Marriage Moats-Uneven Distribution

Published: Wed, 07/06/11

Marriage Moats Caring for Marriage

3:365 - Golden Girl by charamelody.

One time my son was being obstreperous. Not only that he was behaving badly. After a slew of ineffective attempts at redirection I banished him to his room. He continued to hurl verbal attacks on his sister, and I pronounced a decree of silence.
 
"NO TALKING!!!"
 
After a few weighty seconds I heard his small voice wend tentatively down the hall. 
 
"Do you still love me?"
 
The furrows in my forehead released. I let out a long sigh.
 
"Just barely."
 
It is an inconvenient habit of relationships to ebb and flow. The adoration I felt for my firstborn translated into a weekly pilgrimage to the pricey photo lab to develop pictures. It cost about ten bucks a roll, and on John's salary as a freshly minted minister it was not exactly pocket change.
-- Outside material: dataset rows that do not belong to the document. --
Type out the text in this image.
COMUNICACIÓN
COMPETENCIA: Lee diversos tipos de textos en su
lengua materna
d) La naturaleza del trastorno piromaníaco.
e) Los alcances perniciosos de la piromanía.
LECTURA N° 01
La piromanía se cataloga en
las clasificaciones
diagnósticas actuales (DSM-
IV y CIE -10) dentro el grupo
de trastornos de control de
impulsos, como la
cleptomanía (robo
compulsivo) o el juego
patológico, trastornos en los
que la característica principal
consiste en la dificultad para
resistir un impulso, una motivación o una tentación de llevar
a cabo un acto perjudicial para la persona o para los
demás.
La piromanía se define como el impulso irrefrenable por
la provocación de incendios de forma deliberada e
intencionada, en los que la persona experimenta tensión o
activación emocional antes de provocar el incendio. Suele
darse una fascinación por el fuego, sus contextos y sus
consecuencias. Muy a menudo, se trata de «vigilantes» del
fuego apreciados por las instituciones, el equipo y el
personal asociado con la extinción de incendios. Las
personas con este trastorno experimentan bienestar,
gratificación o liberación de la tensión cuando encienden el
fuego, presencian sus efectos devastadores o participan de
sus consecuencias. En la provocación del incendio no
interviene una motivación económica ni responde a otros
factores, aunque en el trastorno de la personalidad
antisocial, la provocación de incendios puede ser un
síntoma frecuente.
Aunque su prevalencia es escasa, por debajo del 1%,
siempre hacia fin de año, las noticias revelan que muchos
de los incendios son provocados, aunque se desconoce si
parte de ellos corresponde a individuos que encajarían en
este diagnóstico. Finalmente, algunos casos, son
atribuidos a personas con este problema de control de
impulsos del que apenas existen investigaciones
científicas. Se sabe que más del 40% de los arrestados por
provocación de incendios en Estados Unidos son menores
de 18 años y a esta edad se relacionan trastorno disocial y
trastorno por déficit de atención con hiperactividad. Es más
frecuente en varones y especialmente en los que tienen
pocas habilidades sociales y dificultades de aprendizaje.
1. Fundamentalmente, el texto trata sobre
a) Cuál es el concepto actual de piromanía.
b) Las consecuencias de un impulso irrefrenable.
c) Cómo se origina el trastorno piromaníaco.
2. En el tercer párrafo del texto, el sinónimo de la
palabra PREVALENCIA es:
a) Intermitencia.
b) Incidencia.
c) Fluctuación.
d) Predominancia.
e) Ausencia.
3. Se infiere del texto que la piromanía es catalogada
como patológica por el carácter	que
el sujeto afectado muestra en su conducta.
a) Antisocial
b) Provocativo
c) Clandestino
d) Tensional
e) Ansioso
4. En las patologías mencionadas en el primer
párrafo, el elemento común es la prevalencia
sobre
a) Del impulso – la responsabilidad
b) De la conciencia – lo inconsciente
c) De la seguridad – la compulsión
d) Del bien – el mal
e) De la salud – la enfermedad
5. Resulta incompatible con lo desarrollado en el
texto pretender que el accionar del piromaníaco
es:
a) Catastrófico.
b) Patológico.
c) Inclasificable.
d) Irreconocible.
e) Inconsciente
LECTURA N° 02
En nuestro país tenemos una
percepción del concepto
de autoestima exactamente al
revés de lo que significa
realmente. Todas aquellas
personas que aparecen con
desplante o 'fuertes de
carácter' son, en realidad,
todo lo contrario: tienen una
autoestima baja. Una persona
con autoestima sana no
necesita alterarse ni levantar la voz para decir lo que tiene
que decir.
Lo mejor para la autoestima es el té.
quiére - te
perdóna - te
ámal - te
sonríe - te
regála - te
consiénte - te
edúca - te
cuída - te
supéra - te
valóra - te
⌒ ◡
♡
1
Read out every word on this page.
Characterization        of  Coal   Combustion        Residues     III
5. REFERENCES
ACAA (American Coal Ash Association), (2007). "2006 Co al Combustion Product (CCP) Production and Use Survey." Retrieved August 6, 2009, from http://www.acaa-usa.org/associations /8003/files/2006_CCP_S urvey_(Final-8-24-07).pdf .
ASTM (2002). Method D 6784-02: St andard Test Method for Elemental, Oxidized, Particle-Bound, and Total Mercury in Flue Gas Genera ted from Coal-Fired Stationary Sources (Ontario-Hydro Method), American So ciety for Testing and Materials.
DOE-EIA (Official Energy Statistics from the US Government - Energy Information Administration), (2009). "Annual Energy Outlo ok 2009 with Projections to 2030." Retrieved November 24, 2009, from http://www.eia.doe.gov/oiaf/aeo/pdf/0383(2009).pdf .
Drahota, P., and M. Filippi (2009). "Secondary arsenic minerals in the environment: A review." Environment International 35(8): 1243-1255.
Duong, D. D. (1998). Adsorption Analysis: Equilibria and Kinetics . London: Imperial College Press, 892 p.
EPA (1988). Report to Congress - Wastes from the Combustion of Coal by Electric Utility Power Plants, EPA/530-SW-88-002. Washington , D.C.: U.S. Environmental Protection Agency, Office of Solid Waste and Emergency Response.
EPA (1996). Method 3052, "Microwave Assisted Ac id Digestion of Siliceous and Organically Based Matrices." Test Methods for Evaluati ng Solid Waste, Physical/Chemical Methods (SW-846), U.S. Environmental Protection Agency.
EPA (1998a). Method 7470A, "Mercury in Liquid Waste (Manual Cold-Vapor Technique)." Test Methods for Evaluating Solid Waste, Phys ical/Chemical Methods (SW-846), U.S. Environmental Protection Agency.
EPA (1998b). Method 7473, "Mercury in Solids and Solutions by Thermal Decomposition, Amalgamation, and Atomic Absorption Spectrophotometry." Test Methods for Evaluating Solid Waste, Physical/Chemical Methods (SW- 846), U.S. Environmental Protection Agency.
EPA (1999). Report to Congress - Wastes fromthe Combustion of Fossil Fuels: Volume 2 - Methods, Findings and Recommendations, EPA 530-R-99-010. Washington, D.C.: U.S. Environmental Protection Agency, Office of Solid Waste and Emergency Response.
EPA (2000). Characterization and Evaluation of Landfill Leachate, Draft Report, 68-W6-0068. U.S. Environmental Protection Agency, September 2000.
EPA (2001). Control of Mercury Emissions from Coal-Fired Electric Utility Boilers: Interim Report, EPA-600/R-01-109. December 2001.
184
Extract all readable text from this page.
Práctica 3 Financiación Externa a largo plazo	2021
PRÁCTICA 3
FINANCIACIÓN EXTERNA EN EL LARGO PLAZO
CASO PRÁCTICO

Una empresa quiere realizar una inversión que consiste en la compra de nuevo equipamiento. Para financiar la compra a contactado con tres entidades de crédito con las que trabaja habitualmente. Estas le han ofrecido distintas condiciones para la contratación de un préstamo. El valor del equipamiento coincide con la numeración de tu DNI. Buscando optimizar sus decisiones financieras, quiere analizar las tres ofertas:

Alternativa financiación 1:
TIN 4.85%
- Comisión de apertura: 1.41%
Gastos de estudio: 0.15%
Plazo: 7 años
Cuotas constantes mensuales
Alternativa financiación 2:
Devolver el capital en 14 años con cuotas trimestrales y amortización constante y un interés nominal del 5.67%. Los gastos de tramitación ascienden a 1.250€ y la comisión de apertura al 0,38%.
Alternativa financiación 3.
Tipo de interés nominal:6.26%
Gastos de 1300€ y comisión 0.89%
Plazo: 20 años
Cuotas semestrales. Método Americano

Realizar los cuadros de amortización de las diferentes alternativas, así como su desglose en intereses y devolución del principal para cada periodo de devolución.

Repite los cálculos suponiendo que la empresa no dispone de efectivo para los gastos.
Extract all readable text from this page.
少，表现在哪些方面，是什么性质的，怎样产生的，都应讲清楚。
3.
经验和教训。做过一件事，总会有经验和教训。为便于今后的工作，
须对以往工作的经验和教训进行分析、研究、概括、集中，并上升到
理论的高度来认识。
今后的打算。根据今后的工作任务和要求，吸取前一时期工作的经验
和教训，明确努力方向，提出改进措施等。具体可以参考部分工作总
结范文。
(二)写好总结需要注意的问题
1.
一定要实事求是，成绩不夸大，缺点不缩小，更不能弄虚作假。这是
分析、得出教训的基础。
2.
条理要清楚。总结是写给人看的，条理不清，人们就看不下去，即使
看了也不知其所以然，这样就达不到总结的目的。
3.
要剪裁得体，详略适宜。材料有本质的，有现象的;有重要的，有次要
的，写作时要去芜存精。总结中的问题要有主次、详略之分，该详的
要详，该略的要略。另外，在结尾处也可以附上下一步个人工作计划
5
But my indulgence never wavered for a year. I had pictures of Lukas in the red shirt, in the blue shirt, in his pajamas and in his striped swim trunks. Of course I got duplicates. There were whole rolls of him sleeping, others while he ate Cheerios. My devotion was all inclusive and I grabbed the most tangible way I could find to canonize the feelings. I still remember the disappointment of a batch that was overexposed. Those images were ruined, and could not be reclaimed. How would I survive the loss?
 
The profusion of affection in those early months contrasted sharply with the dearth I was feeling that afternoon outside of Progeny Purgatory. Held to the wall, I would concede to having affection for this pint sized rebel, but I was scraping the bottom of my emotional barrel to find the dregs. 
 
Why can't the inter familial baseline be more stable? What if mothers felt a more moderate level of attachment to their children, one that they could reasonably sustain over time, without these disagreeable drops at toddlerhood and adolescence, and peaks at birthdays and graduation?
 
Suppose a woman's reaction to having her baby first nestled in her arms went like this.
 
"He is nice. I think we will keep him. Honey do you agree?"
 
Mothers of newborns have surplus endearment. Some would argue too much. Marketing researchers know the vulnerability of novice parents.
 
"Mrs. Odhner, you want the very best for your child, now don't you? Shall I sign you up for the deluxe package? Seventy-nine ninety nine for thirty six months. A bargain. Sign here."
 
Inter marital devotion would depict similar spikes and valleys on a longitudinal graph. I recall a time during our engagement when John and I felt that separate chairs might as well have been different countries. We smashed into the same one.
 
The other day I found empty seats in church while he took Benjamin to the nursery. A friend I had not seen in a long time asked if she could sit next to me. I smiled and nodded. John came back and tapped on my shoulder. He was feeling displaced.
 
"I sit next to you every day. I never see Miriam," I whispered. 
 
I wish I could retrieve some of that affection, back when it was spilling out my seams, for the more parched moments of laissez-faire connection.
 
Perhaps it would help to get out the photo albums.